Movant alleges that his delay in filing and serving the claim was excusable because he spent one day in a hospital and was under medication for his injuries. Mere conclusory allegations of physical incapacity do not present a reasonable excuse for the delay (see Thomas v State of New York, 272 AD2d 650, Bommarito v State of New York, 35 AD2d 458, Plate v State of New York, 92 Misc 2d 1033).

The intertwined issues of notice, opportunity to investigate and prejudice will be considered together. The Court is prevented by the absence of a proposed claim from determining whether movant may have a meritorious cause of action. It appears from the motion papers that the acts complained of took place at the Clinton County Jail, a facility which is neither owned nor operated by the remaining defendant State of New York. Moreover, a sheriff and his staff are local employees and not State officers within the jurisdiction of this Court (Williams v State of New York, 90 AD2d 861; Stacchini v State of New York, Ct Cl, October 23, 2001 [Claim No. None, Motion No. M-63875, UID # 2001-028-568] Sise, J., unreported). Nor can it be determined from the motion whether the State had notice of movant's complaints and an opportunity to investigate his allegations. Claimant's unsworn assertion that the Clinton County Sheriff possesses records regarding the incident is unavailing. These factors also weigh against the movant.

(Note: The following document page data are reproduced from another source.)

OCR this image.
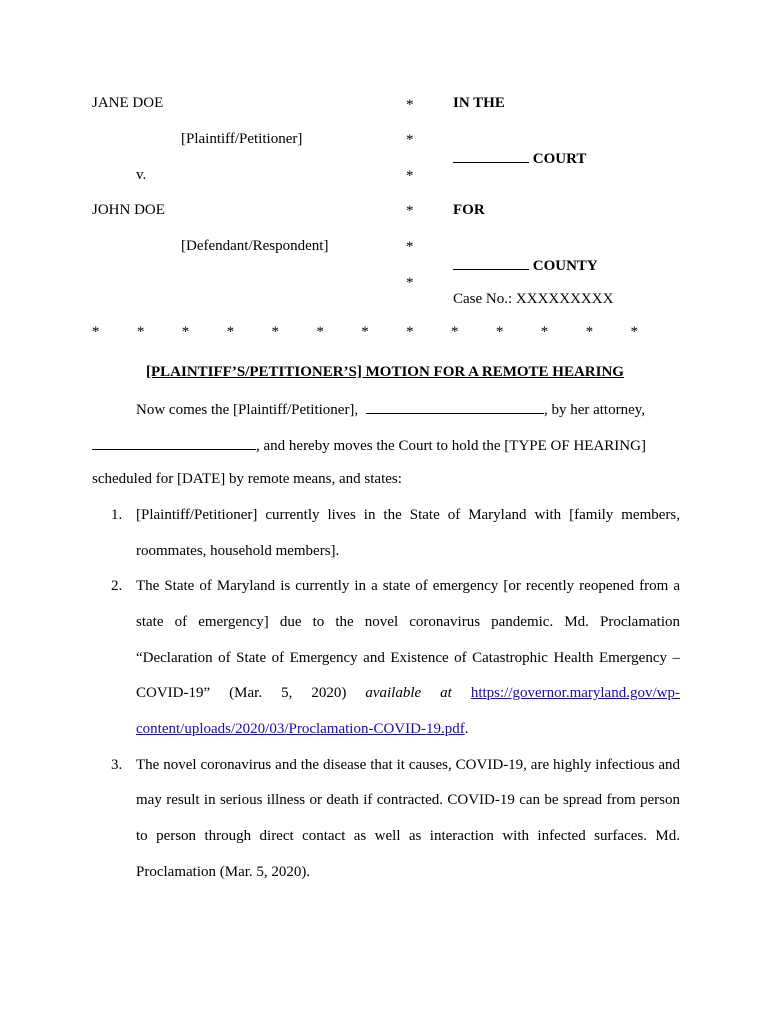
JANE DOE
[Plaintiff/Petitioner]
v.
JOHN DOE
[Defendant/Respondent]
*
*
*
*
*
*
IN THE
COURT
FOR
COUNTY
Case No.: XXXXXXXXX
* * * * * * * * * * * * *
[PLAINTIFF’S/PETITIONER’S] MOTION FOR A REMOTE HEARING
Now comes the [Plaintiff/Petitioner],	, by her attorney,
, and hereby moves the Court to hold the [TYPE OF HEARING]
scheduled for [DATE] by remote means, and states:
1. [Plaintiff/Petitioner] currently lives in the State of Maryland with [family members,
roommates, household members].
2. The State of Maryland is currently in a state of emergency [or recently reopened from a
state of emergency] due to the novel coronavirus pandemic. Md. Proclamation
“Declaration of State of Emergency and Existence of Catastrophic Health Emergency –
COVID-19” (Mar. 5, 2020) available at https://governor.maryland.gov/wp-
content/uploads/2020/03/Proclamation-COVID-19.pdf.
3. The novel coronavirus and the disease that it causes, COVID-19, are highly infectious and
may result in serious illness or death if contracted. COVID-19 can be spread from person
to person through direct contact as well as interaction with infected surfaces. Md.
Proclamation (Mar. 5, 2020).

Consideration of all of the above factors persuades the Court that movant's application for late claim relief should be denied.


January 19, 2006
Saratoga Springs, New York

HON. FRANCIS T. COLLINS
Judge of the Court of Claims


The Court considered the following papers:
  1. Notice of motion dated October 11, 2005 with exhibits;
  2. Affirmation of Kathleen M. Arnold dated November 14, 2005.

[1]Unreported decisions from the Court of Claims are available via the internet at
[2]The Court notes that a notice of intention to file a claim attached to the motion papers asserts a November 2004 accrual date.